Canadian Investment Industry Regulator Proposes Mandatory Cybersecurity Incident Reporting

The Investment Industry Regulatory Organization of Canada ("IIROC”), the national self-regulatory organization that oversees investment dealers and their trading activity in Canadian markets, published on April 5, 2018 a notice of proposed amendments to IIROC rules to require IIROC dealer members to report cybersecurity incidents. The reporting obligations apply in a wider range of circumstances than similar reporting obligations under Canadian personal information protection laws. IIROC dealer members should assess their readiness to comply with the reporting obligations, and make appropriate changes to their systems, policies and procedures.

Proposed Amendments to IIROC Rules

The proposed amendments to IIROC rules broadly define “cybersecurity incident”, and require IIROC dealer members to deliver promptly both an initial report and a subsequent detailed investigation report for each cybersecurity incident.

  • Cybersecurity Incident:  The proposed amendments define “cybersecurity incident” as including any act to gain unauthorized access to, disrupt or misuse a dealer’s information system, or information stored on an information system, that has resulted in, or has a reasonable likelihood of resulting in: (1) substantial harm or inconvenience to any person (which includes a natural person or legal entity), (2) a material impact on any part of the dealer’s normal operations, (3) invoking the dealer’s business continuity plan or disaster recovery plan, or (4) the dealer being required by any applicable law to provide notice to any government body, securities regulatory authority or other self-regulatory organization.
  • Initial Report:  The proposed amendments require a dealer to provide a written incident report to IIROC within three calendar days after the dealer discovers a cybersecurity incident. The report must include: (1) a description of the cybersecurity incident, (2) the date or period during which the cybersecurity incident occurred and the date it was discovered by the dealer, (3) a preliminary assessment of the cybersecurity incident, including the risk of harm or inconvenience to any person and impact on the operations of the dealer, (4) a description of immediate incident response steps the dealer has taken to mitigate the risk of harm or inconvenience to persons and the impact on the dealer’s operations, and (5) the name of and contact information for an individual who can answer IIROC’s follow-up questions.
  • Comprehensive Investigation Report:  The proposed amendments require a dealer to provide a comprehensive, written incident investigation report to IIROC within 30 days, or a longer period agreed to by IIROC, after the dealer discovers a cybersecurity incident. The report must include: (1) a description of the cause of the cybersecurity incident, (2) an assessment of the scope of the cybersecurity incident, including the number of persons harmed or inconvenienced and the impact on the dealer’s operations, (3) details of the steps the dealer took to mitigate the risk of harm or inconvenience to persons and impact on the dealer’s operations, (4) details of the steps the dealer took to remediate any harm or inconvenience to any persons, and (5) actions the dealer has or will take to improve its cybersecurity incident preparedness.

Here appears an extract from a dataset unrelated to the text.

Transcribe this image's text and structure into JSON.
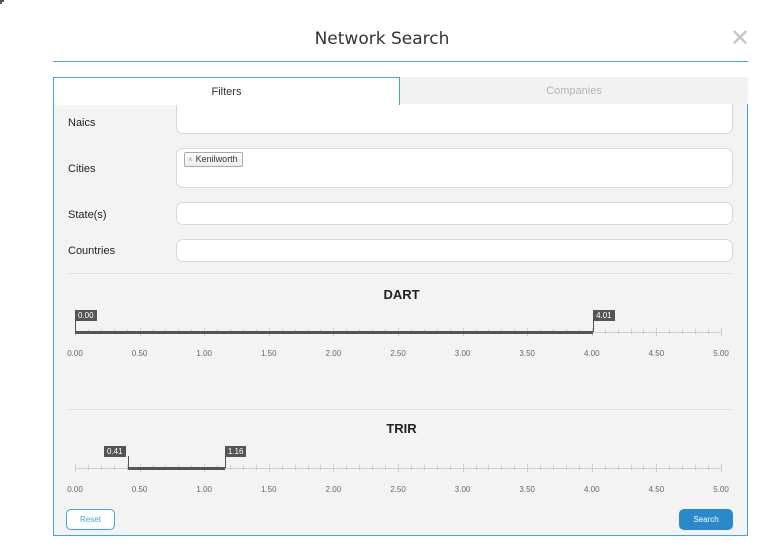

A dealer’s failure to comply with the proposed cybersecurity incident reporting obligations could result in IIROC imposing potentially significant financial penalties or other sanctions on the dealer.

The proposed amendments are open for public comment until May 22, 2018.

Preparing for Compliance

IIROC’s proposed amendments are generally consistent with breach reporting obligations under Canadian personal information protection laws, but would apply in a wider range of circumstances due to the proposed definition of “cybersecurity incident”, which is much broader than the kinds of incidents that require reporting under personal information protection laws. For example, IIROC’s proposed amendments would appear to require a dealer to report a cybersecurity incident that was effectively mitigated by the dealer’s business continuity plan and did not present any risk of harm to the dealer or any other person.

IIROC’s proposed amendments do not indicate when they will come into force, and there is no indication that there will be any delay period to allow dealers to prepare for compliance. Accordingly, dealers should now begin assessing and improving their systems, policies and procedures, and designating and training required personnel (both internal employees and external advisors), so that dealers are able to timely submit initial incident reports and comprehensive investigation reports. Following are some suggestions:

  • Policies/Procedures — Reporting to IIROC:  A dealer should have written policies and procedures so that designated and trained personnel make and document informed decisions about reporting cybersecurity incidents to IIROC.
  • Contracts with Service Providers:  A dealer should ensure that its contracts with information technology and data processing service providers (including cloud service providers) contain appropriate provisions so that the dealer is able to comply with its cybersecurity incident reporting obligations.